Identity theft is a terrible crime, but it’s even worse when the bad guys are members of your own family!
Recently a large security firm called I-D Analytics took a look at literally BILLIONS of credit applications. What they were looking for was evidence of Child Identity theft, or parents who were stealing their children’s identity. And they found it! According to the company’s data, about half-a-million children may be victims of identity theft by their own parents. It’s a growing problem. Parents get into money trouble, so they start applying for credit using their kid’s Social Security number. Next thing you know, they’ve ruined their kid’s credit too!

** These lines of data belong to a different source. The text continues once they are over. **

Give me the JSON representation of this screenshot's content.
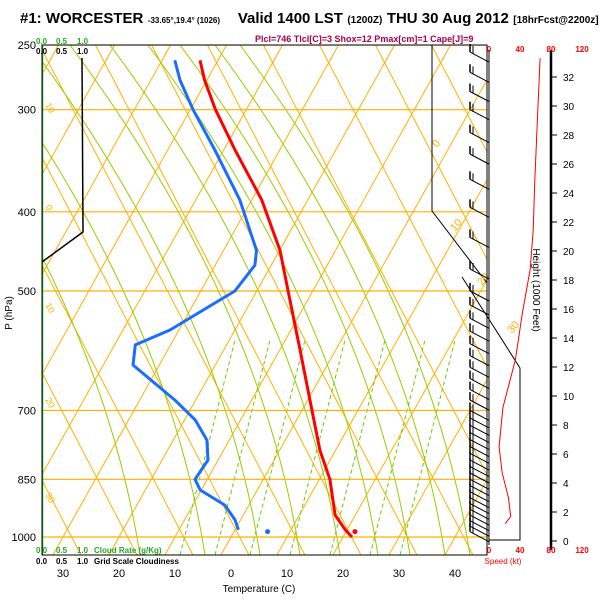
{
  "header": {
    "station": "#1: WORCESTER",
    "coords": "-33.65°,19.4° (1026)",
    "valid": "Valid 1400 LST",
    "utc": "(1200Z)",
    "date": "THU 30 Aug 2012",
    "forecast": "[18hrFcst@2200z]",
    "indices": "Plcl=746 Tlcl[C]=3 Shox=12 Pmax[cm]=1 Cape[J]=9"
  },
  "colors": {
    "temperature": "#ff0000",
    "dewpoint": "#1a6dff",
    "isotherm": "#ffb000",
    "moist_adiabat": "#99cc00",
    "mixing_ratio": "#66cc00",
    "cloud": "#22aa22",
    "index_text": "#aa0044"
  },
  "cloud_scale": {
    "top_rate_ticks": [
      "0.0",
      "0.5",
      "1.0"
    ],
    "top_grid_ticks": [
      "0.0",
      "0.5",
      "1.0"
    ],
    "bottom_rate_ticks": [
      "0.0",
      "0.5",
      "1.0"
    ],
    "bottom_rate_label": "Cloud Rate (g/Kg)",
    "bottom_grid_ticks": [
      "0.0",
      "0.5",
      "1.0"
    ],
    "bottom_grid_label": "Grid Scale Cloudiness"
  },
  "chart_data": {
    "type": "line",
    "title": "Skew-T log-P sounding",
    "xlabel": "Temperature (C)",
    "ylabel": "P (hPa)",
    "x_ticks": [
      "30",
      "20",
      "10",
      "0",
      "10",
      "20",
      "30",
      "40"
    ],
    "x_tick_values": [
      -30,
      -20,
      -10,
      0,
      10,
      20,
      30,
      40
    ],
    "y_ticks": [
      "250",
      "300",
      "400",
      "500",
      "700",
      "850",
      "1000"
    ],
    "y_tick_values": [
      250,
      300,
      400,
      500,
      700,
      850,
      1000
    ],
    "isotherm_labels_left": [
      "10",
      "0",
      "10",
      "20",
      "30"
    ],
    "isotherm_labels_right": [
      "0",
      "10",
      "20",
      "30"
    ],
    "series": [
      {
        "name": "Temperature",
        "pressure": [
          261,
          276,
          300,
          336,
          387,
          446,
          500,
          590,
          700,
          783,
          850,
          901,
          940,
          980,
          1000
        ],
        "temp": [
          -53.2,
          -50.4,
          -45.5,
          -38.0,
          -28.2,
          -19.9,
          -14.4,
          -6.4,
          1.8,
          7.2,
          11.9,
          14.5,
          16.4,
          19.7,
          21.6
        ]
      },
      {
        "name": "Dewpoint",
        "pressure": [
          261,
          276,
          300,
          336,
          387,
          446,
          465,
          500,
          558,
          582,
          616,
          680,
          719,
          761,
          805,
          850,
          876,
          914,
          953,
          980
        ],
        "temp": [
          -57.7,
          -54.8,
          -49.5,
          -41.6,
          -32.1,
          -24.1,
          -22.9,
          -23.9,
          -31.6,
          -36.3,
          -34.7,
          -23.7,
          -18.1,
          -14.0,
          -11.8,
          -12.2,
          -10.2,
          -4.3,
          -1.0,
          0.6
        ]
      }
    ],
    "surface_points": [
      {
        "name": "surface-dewpoint",
        "pressure": 985,
        "temp": 6.0
      },
      {
        "name": "surface-temperature",
        "pressure": 985,
        "temp": 21.6
      }
    ],
    "wind_profile": {
      "xlabel": "Speed (kt)",
      "ylabel": "Height (1000 Feet)",
      "speed_ticks": [
        "0",
        "40",
        "80",
        "120"
      ],
      "speed_tick_values": [
        0,
        40,
        80,
        120
      ],
      "height_ticks": [
        "0",
        "2",
        "4",
        "6",
        "8",
        "10",
        "12",
        "14",
        "16",
        "18",
        "20",
        "22",
        "24",
        "26",
        "28",
        "30",
        "32"
      ],
      "height_kft": [
        33.3,
        29.7,
        24.7,
        21.4,
        18.7,
        15.7,
        12.5,
        9.2,
        6.5,
        4.7,
        3.0,
        1.7,
        1.2
      ],
      "speed_kt": [
        66,
        63,
        59,
        57,
        53,
        43,
        34,
        18,
        13,
        17,
        25,
        28,
        21
      ]
    },
    "wind_barb_pressures": [
      255,
      270,
      285,
      300,
      320,
      340,
      365,
      395,
      430,
      470,
      500,
      520,
      540,
      560,
      580,
      600,
      620,
      640,
      660,
      680,
      700,
      715,
      730,
      745,
      760,
      775,
      790,
      805,
      820,
      835,
      850,
      865,
      880,
      895,
      910,
      925,
      940,
      955,
      970,
      985
    ]
  }
}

But I-D Analytics also found something they weren’t expecting. They found evidence that more than 2-million elderly people were also victims of identity theft by their own children!

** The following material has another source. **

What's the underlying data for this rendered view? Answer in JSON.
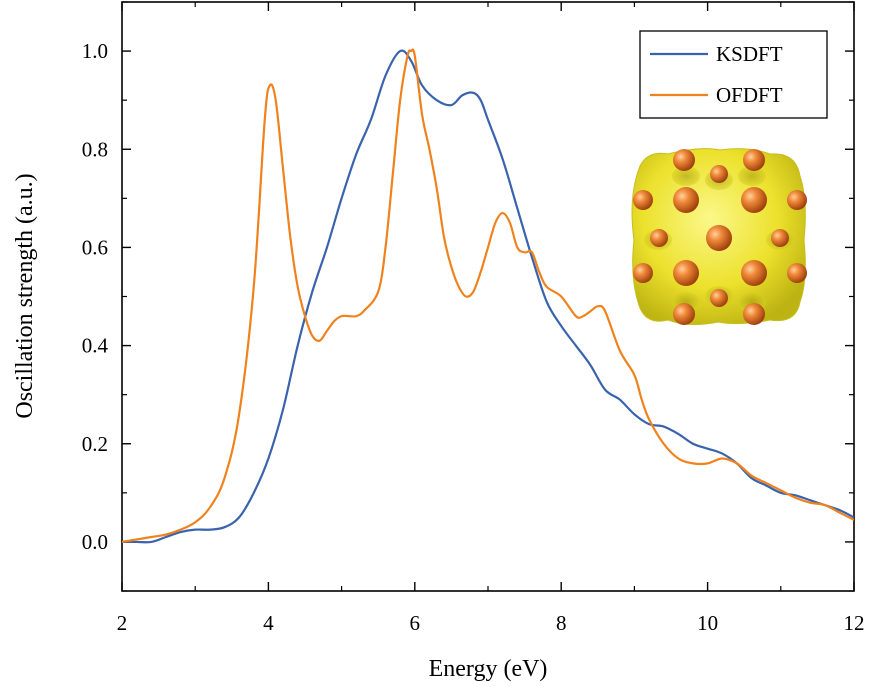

The numbers show that family identity theft is a way bigger deal than a lot of us realized. Most of us think of computer hackers or card skimmers when we think of identity theft, but the reality is that one out of every three cases of identity theft are committed by someone the victim is very close to. And that number may even be low because many victims either don’t notice the crime or don’t report it because they’re too embarrassed.
Identity theft experts say elderly parents are particularly at risk because they’re dependent on their kids. And, in some cases, adult children feel like they’re entitled to their parent’s money since they’ve been taking care of them. Whatever the reasoning, a crime is still a crime. So if you, or someone you know, is being taken advantage of, contact your local Administration on Aging. You can find them at AOA.gov.